In the novel, The House on Mango Street, Sandra Cisneros’s narrator, Esperanza, gradually learns there is no real correlation between a physical structure and a home; rather a home is made from things such as love, family, culture, tradition, and memories, not bricks and mortar.
The opening vignette of Cisneros’s novel, introduces the reader to Esperanza’s intense feeling of displacement. Throughout the book, she feels as though she has no place to call her home. Although they have a house, she is embarrassed of it and does not connect with it in such a way where she is truly comfortable with it. The house on Mango Street only fuels her desire, “to have a house. A real house. One [she]could point to” because “[their current house on Mango Street] isn’t it”. (5)

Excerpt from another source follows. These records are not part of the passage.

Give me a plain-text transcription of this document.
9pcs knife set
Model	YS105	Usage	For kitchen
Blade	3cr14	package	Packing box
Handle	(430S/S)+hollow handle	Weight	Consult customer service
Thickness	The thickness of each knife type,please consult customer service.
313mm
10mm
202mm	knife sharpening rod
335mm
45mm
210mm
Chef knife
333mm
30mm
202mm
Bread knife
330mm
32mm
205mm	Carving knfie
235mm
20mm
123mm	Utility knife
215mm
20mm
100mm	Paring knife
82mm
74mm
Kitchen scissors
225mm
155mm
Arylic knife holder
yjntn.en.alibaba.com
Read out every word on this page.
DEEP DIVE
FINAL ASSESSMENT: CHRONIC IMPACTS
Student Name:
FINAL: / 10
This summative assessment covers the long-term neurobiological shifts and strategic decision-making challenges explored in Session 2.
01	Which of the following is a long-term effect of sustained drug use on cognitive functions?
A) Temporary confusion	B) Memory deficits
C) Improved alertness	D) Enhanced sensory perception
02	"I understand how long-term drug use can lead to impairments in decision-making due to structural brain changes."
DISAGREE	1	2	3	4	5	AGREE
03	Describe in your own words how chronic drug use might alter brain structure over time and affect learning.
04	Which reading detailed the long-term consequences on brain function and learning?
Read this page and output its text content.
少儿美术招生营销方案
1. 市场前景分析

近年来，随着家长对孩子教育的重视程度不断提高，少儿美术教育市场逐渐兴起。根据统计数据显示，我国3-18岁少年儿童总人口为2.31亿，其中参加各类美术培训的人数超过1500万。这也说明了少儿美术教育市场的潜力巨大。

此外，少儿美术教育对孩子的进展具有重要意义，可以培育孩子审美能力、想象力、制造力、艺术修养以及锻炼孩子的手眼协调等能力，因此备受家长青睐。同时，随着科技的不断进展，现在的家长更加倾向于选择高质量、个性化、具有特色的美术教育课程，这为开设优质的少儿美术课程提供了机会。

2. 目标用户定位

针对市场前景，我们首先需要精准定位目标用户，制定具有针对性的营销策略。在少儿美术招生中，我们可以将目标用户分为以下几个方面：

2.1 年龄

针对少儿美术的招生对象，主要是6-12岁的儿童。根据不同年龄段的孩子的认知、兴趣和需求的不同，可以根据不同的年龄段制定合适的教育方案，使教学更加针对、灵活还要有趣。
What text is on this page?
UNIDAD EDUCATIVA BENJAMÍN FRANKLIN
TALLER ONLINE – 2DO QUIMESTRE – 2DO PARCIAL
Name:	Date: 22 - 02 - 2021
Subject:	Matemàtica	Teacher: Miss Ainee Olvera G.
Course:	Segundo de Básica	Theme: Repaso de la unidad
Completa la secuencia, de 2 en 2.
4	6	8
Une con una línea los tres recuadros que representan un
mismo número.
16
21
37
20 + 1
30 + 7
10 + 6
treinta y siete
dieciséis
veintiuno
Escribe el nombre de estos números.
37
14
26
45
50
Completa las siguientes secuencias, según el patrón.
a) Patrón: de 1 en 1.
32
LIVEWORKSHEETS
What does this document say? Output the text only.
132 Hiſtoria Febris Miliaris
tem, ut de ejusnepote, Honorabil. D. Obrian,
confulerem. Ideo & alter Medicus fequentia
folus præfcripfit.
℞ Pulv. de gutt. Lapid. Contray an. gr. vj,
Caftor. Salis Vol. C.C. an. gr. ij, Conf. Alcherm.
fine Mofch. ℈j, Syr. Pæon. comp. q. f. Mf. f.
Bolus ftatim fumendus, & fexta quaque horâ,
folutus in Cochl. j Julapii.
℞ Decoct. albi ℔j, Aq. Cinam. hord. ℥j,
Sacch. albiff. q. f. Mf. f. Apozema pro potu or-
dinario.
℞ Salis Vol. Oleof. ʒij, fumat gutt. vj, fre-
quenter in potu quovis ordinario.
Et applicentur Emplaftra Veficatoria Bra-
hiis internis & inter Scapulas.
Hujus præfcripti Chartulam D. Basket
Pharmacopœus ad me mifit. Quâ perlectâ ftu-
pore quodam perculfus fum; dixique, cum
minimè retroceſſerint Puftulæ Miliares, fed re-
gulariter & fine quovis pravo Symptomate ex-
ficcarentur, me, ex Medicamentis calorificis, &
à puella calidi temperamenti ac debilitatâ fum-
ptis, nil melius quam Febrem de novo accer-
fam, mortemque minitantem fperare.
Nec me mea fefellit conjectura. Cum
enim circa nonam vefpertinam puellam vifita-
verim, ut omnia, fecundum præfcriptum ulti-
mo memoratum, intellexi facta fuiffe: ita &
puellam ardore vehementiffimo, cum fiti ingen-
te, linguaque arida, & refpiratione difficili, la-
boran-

As the vignettes progress, Esperanza’s embarrassment of her home grows. In “A Rice Sandwich” all Esperanza wants to do is eat lunch in the canteen with the children who live too far away from school to eat at their homes. But this desire only leads to what one can assume is a life scarring experience. After reading the note sent to ask for special permission to allow Esperanza to stay, Sister Superior forces Esperanza to “stand up on a box of books and point [to her home]”. Esperanza nods her head and says, yes, to a home that is not even her own. Yet, the expectation that the nun has of her living in an ugly flat with raggedy men around it, makes her cry. Although Mango Street is still not her home at this point, Esperanza learns that other places, like the canteen, are “nothing special” (45), perhaps suggesting to the reader that Esperanza is starting to mature and look at her home “situation” in a different light.